The Hospital of Central CT New Britain, Connecticut, United States
Disclosure(s):
Usheem Syed, MBBS: No financial relationships to disclose
Background: Anaplastic thyroid carcinoma (ATC) is rare but causes a disproportionate share of thyroid cancer deaths. Immune checkpoint inhibition has demonstrated emerging activity in ATC. Durable responses in BRAF-wild-type disease remain incompletely characterized.
Case: An 85-year-old male undergoing PET imaging for prostate cancer was found to have incidental intense uptake in the right thyroid lobe. Ultrasound demonstrated a 7.1-cm right thyroid nodule, and fine-needle aspiration was suspicious for papillary thyroid carcinoma (Bethesda V). He underwent total thyroidectomy with level VI lymph node dissection. Pathology demonstrated anaplastic thyroid carcinoma (major component) arising in association with follicular-variant papillary thyroid carcinoma (6.0 cm), with focal vascular invasion ( < 4 vessels), lymphatic invasion, and positive anterolateral and posterior margins; gross extrathyroidal extension was not identified. One of two level VI lymph nodes contained isolated tumor cells by immunohistochemistry (pT3aN1a; AJCC stage IVB).

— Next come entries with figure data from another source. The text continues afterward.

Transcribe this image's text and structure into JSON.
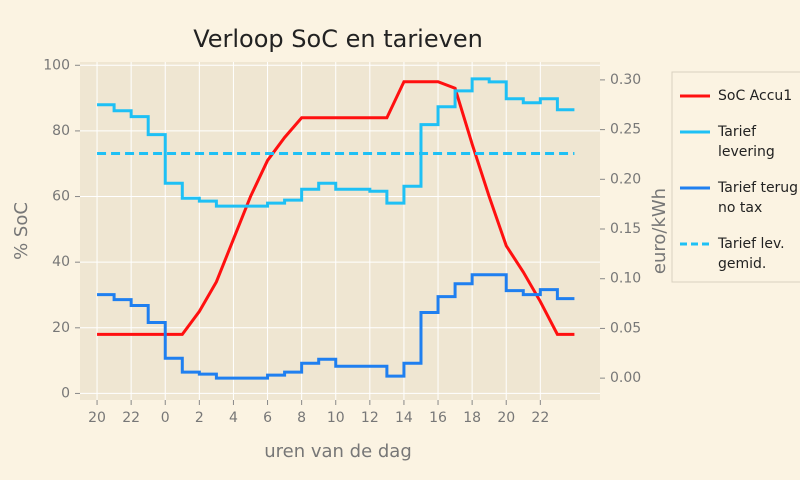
{
  "chart_data": {
    "type": "line",
    "title": "Verloop SoC en tarieven",
    "xlabel": "uren van de dag",
    "ylabel": "% SoC",
    "y2label": "euro/kWh",
    "x": [
      0,
      1,
      2,
      3,
      4,
      5,
      6,
      7,
      8,
      9,
      10,
      11,
      12,
      13,
      14,
      15,
      16,
      17,
      18,
      19,
      20,
      21,
      22,
      23,
      24,
      25,
      26,
      27,
      28
    ],
    "xlim": [
      -1,
      29.5
    ],
    "xticks": [
      {
        "value": 0,
        "label": "20"
      },
      {
        "value": 2,
        "label": "22"
      },
      {
        "value": 4,
        "label": "0"
      },
      {
        "value": 6,
        "label": "2"
      },
      {
        "value": 8,
        "label": "4"
      },
      {
        "value": 10,
        "label": "6"
      },
      {
        "value": 12,
        "label": "8"
      },
      {
        "value": 14,
        "label": "10"
      },
      {
        "value": 16,
        "label": "12"
      },
      {
        "value": 18,
        "label": "14"
      },
      {
        "value": 20,
        "label": "16"
      },
      {
        "value": 22,
        "label": "18"
      },
      {
        "value": 24,
        "label": "20"
      },
      {
        "value": 26,
        "label": "22"
      }
    ],
    "ylim": [
      -2,
      101
    ],
    "yticks": [
      0,
      20,
      40,
      60,
      80,
      100
    ],
    "y2lim": [
      -0.022,
      0.318
    ],
    "y2ticks": [
      {
        "value": 0,
        "label": "0.00"
      },
      0.05,
      {
        "value": 0.1,
        "label": "0.10"
      },
      0.15,
      {
        "value": 0.2,
        "label": "0.20"
      },
      0.25,
      {
        "value": 0.3,
        "label": "0.30"
      }
    ],
    "grid": true,
    "legend": "outside right",
    "series": [
      {
        "name": "SoC Accu1",
        "color": "#ff1010",
        "style": "line",
        "values": [
          18,
          18,
          18,
          18,
          18,
          18,
          25,
          34,
          47,
          60,
          71,
          78,
          84,
          84,
          84,
          84,
          84,
          84,
          95,
          95,
          95,
          93,
          76,
          60,
          45,
          37,
          28,
          18,
          18
        ]
      },
      {
        "name": "Tarief\nlevering",
        "color": "#1ec0f5",
        "style": "steps",
        "axis": "y2",
        "values": [
          0.275,
          0.269,
          0.263,
          0.245,
          0.196,
          0.181,
          0.178,
          0.173,
          0.173,
          0.173,
          0.176,
          0.179,
          0.19,
          0.196,
          0.19,
          0.19,
          0.188,
          0.176,
          0.193,
          0.255,
          0.273,
          0.289,
          0.301,
          0.298,
          0.281,
          0.277,
          0.281,
          0.27,
          0.27
        ]
      },
      {
        "name": "Tarief terug\nno tax",
        "color": "#1f7ff0",
        "style": "steps",
        "axis": "y2",
        "values": [
          0.084,
          0.079,
          0.073,
          0.056,
          0.02,
          0.006,
          0.004,
          0,
          0,
          0,
          0.003,
          0.006,
          0.015,
          0.019,
          0.012,
          0.012,
          0.012,
          0.002,
          0.015,
          0.066,
          0.082,
          0.095,
          0.104,
          0.104,
          0.088,
          0.084,
          0.089,
          0.08,
          0.08
        ]
      },
      {
        "name": "Tarief lev.\ngemid.",
        "color": "#1ec0f5",
        "style": "dashed",
        "axis": "y2",
        "values": [
          0.226,
          0.226,
          0.226,
          0.226,
          0.226,
          0.226,
          0.226,
          0.226,
          0.226,
          0.226,
          0.226,
          0.226,
          0.226,
          0.226,
          0.226,
          0.226,
          0.226,
          0.226,
          0.226,
          0.226,
          0.226,
          0.226,
          0.226,
          0.226,
          0.226,
          0.226,
          0.226,
          0.226,
          0.226
        ]
      }
    ]
  }
}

Results: Initial post-operative PET/CT demonstrated FDG-avid thyroidectomy-bed disease with cervical and supraclavicular lymph nodes, bilateral pulmonary metastases, and adrenal uptake suspicious for metastases. Molecular profiling was BRAF V600E-negative and fusion-negative, with NRAS Q61R, PIK3CA M1043V, TP53 R248Q, and APC and PIK3R1 deletions. Tumor PD-L1 immunohistochemistry demonstrated diffuse expression with a tumor proportion score of 100%. The patient received multimodal therapy including IMRT and pembrolizumab, achieving marked regression of pulmonary metastases and durable disease control over three years. On I-123 whole-body scan with SPECT/CT (3/2024), uptake was confined to the thyroidectomy bed (left > right) without nodal or distant radioiodine-avid disease; ultrasound (5/2024) demonstrated heterogeneous bed tissue and two 3-mm indeterminate nodes.
Conclusion: This case demonstrates sustained multi-year disease control of metastatic, BRAF-wild-type ATC with NRAS/PI3K/TP53 alterations treated with PD-1 inhibition.